Adanya konsep Bank Tanah dalam sistem pertanahan di Indonesia memiliki maksud dan tujuannya yang baik, juga ada beberapa hal yang dinilai bertentangan dengan sistem pertanahan di Indonesia. Pasal 33 ayat (3) UUD NRI 1945 menyatakan bahwa “Bumi dan air dan kekayaan alam yang terkandung di dalamnya dikuasai oleh negara dan dipergunakan untuk sebesar-besar kemakmuran rakyat”. Selanjutnya dalam UUPA pasal 2 menyebutkan bahwa “Atas dasar ketentuan dalam pasal 33 ayat (3) Undang-Undang Dasar dan hal-hal sebagai yang dimaksud dalam pasal 1, bumi air dan ruang angkasa, termasuk kekayaan alam yang terkandung didalamnya itu pada tingkatan tertinggi dikuasai oleh Negara, sebagai organisasi kekuasaan seluruh rakyat”. Selanjutnya dijelaskan pada ayat (2) bahwa:

  1. Mengatur dan menyelenggarakan peruntukan, penggunaan, persediaan dan pemeliharaan bumi, air dan ruang angkasa tersebut;
  2. Menentukan dan mengatur hubungan-hubungan hukum antara orang-orang dengan  bumi, air dan ruang angkasa;
  3. Menentukan dan mengatur hubungan-hubungan hukum antara orang-orang dan perbuatan- perbuatan hukum yang mengenai bumi, air dan ruang angkasa.

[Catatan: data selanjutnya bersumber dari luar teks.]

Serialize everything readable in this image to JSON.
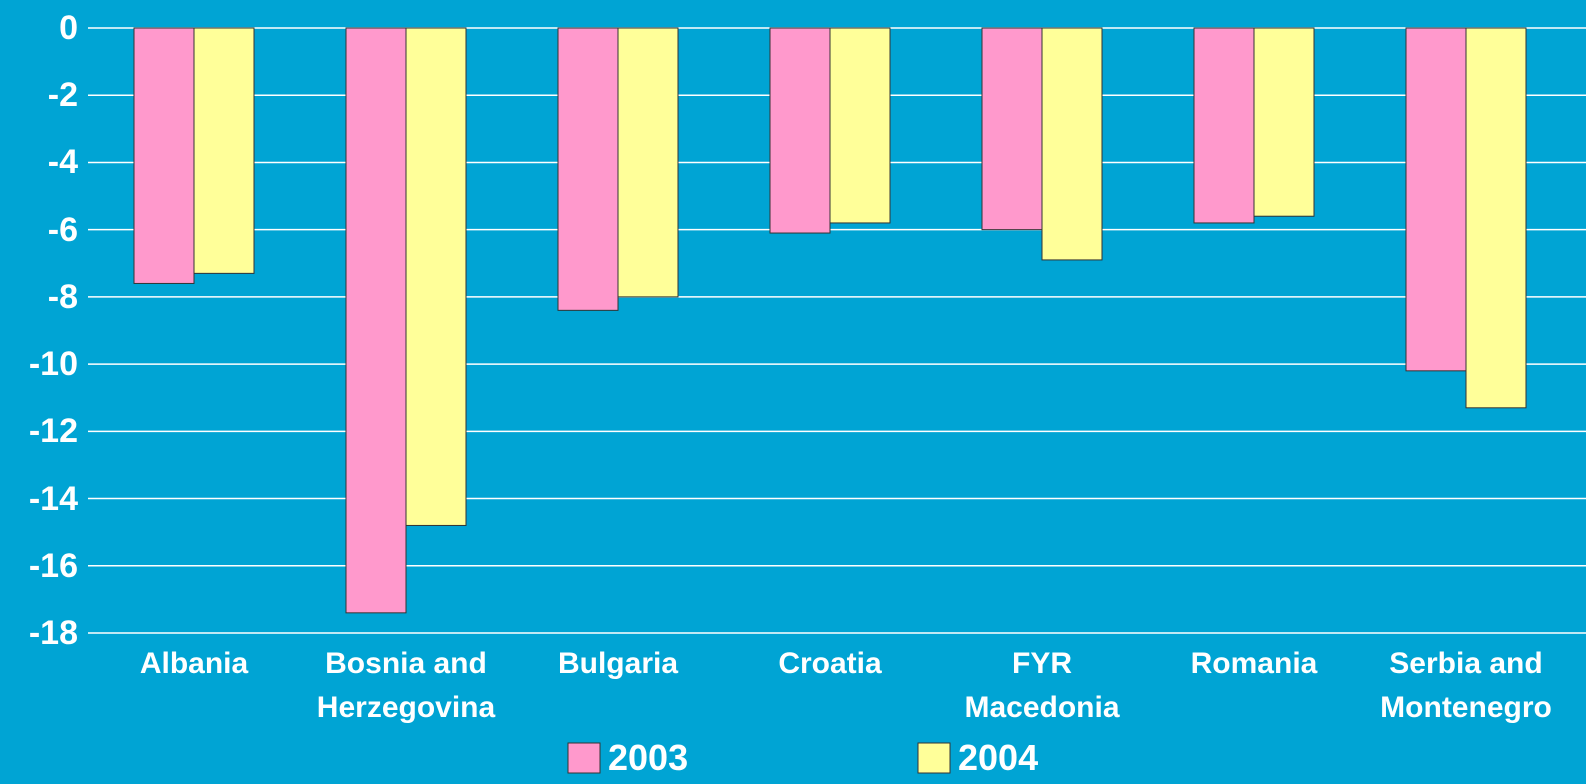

Keberadaan Bank Tanah sebagaimana yang telah diatur dalam UU Cipta Kerja tentu membawa konsekuensi terhadap hukum pertanahan nasional. Dalam ketentuan pasal 129 UU Cipta Kerja memberikan kewenangan kepada Badan Bank Tanah untuk mendukung investasi, berwenang melakukan pengadaan tanah dan Bank Tanah memiliki atau memperoleh hak pengelolaan sebagaimana diatur dalam Pasal 137 UU Cipta Kerja. Ketentuan ini berpotensi memberikan kewenangan untuk mengambil tanah-tanah sepanjang digunakan untuk kegiatan investasi tanpa memerhatikan pihak yang dirugikan, salah satunya masyarakat. Hal ini bisa saja terjadi dengan dalih pembangunan nasional, tetapi meniadakan hak masyarakat sekitar atau yang terdampak lainnya.